It was my birthday, second one in a lockdown, and I wanted to put my time to good use by searching for and selecting a birthday plant. Since I’ve tried many native plants that have failed I used a cross referencing technique. I searched these lists;

Native Plants for Toronto by Preferred Habitat Type.
Selected by the City of Toronto plant specialists who describe, “Plants that are native to Southern Ontario evolved here and have adapted to the regional climate, soils and wildlife.”
Grow Me Instead.
Plants that have been selected by a number of Ontario horticultural-type organisations.
Native Plants Growing in Wilket Creek.
From a 2020 ecological study conducted by Katherine Baird, an ecologist with the Toronto Botanical Gardens.
Plants Recommended Most Beneficial for the Food Web.
Native plants are not necessarily more beneficial for biodiversity than non native ones. However, there is some science identifying a small number of native plants that support a large number of insects and wildlife.


The problem with native plants in my inner city Toronto home garden is that the conditions are far removed from the natural habitat that once existed here. Gardens within a concrete jungle simply do not have natural environment conditions. Native species are not adapted to urban conditions. I’ve tried to grow many native plants and found that they either fail quickly or have just been unsustainable.  I reckoned if some plants showed up in each of the data above it might increase my chances of success.

I narrowed my search down to those plants that showed up in all of the lists.
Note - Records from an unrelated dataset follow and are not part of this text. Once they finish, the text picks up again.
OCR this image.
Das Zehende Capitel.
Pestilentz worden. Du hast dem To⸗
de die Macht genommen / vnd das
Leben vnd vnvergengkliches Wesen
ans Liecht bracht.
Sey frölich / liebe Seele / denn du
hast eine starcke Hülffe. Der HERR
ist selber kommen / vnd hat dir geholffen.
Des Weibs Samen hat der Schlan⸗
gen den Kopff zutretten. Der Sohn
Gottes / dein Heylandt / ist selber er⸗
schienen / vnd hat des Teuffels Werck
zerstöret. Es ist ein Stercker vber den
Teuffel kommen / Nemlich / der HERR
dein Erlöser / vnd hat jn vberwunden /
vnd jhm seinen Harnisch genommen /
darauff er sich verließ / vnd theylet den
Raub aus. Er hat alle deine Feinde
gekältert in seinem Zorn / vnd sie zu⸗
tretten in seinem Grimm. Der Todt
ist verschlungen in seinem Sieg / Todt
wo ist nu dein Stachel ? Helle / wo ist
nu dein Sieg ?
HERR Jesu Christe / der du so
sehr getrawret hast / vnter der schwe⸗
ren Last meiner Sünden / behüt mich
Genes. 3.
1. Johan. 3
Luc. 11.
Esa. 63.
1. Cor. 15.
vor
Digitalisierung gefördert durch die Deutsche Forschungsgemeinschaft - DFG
The idea being; if it was growing in Wilket Creek, which is the natural habitat nearest to my garden, and showed up in the other three lists, then I hoped those plants would have a good chance of growing sustainably for me.

Here’s what I found;

1 – I wasn’t looking for a tree so the Oaks, Maples, Pines, Cedars, wouldn’t do. Some smaller trees showed up in the results. Choke Cherry, Nannyberry and Witch Hazel were likely candidates, if I had been. Anyway, the problem would be that they are just too big. Mature heights were 30-40 feet and the spreads would be just as intrusive in a small garden. The Nannyberry and Witch Hazel require moist conditions. The Choke Cherry comes with poison warnings!

2 – I wasn’t looking for a creeping vine (I have an excellent Boston Ivy) but if I was, the Virginia Creeper would be a candidate. It’s an aggressive grower up to 40 feet and does well in average soil conditions.

3 – Goldenrod was a candidate but there’s no way I’d have it in my garden. It’s one weed that can take over whole garden beds in short order. Not at all a garden worthy plant!

4 – I liked the Canada Anemone, Anemone canadensis. Nice and compact, partial shade/shade, flowering in April, May and June. But, it likes a moist soil. I want a plant that is not too needy. The Black Currant, Ribes americanum, was a nice idea coming with a bit of fruit. It came with warnings of disease. I don’t need to bring that into my garden. The Buttonbush, Caphalanthus occidentalis, full sun, looked good. But a bit too tall (12 feet) and it was even more needy of water (better suited to a water garden). Way too big as well.

5 – And the winner was – Starry False Solomon’s Seal, Maianthemum stellatum. Also known as False Lily of the Valley which intrigues me. Although this one is considered an aggressive grower I’m sure it won’t be as bad as Lily of the Valley! Full sun to part shade it might fit into my bit of woodland garden – depending on how aggressive it is!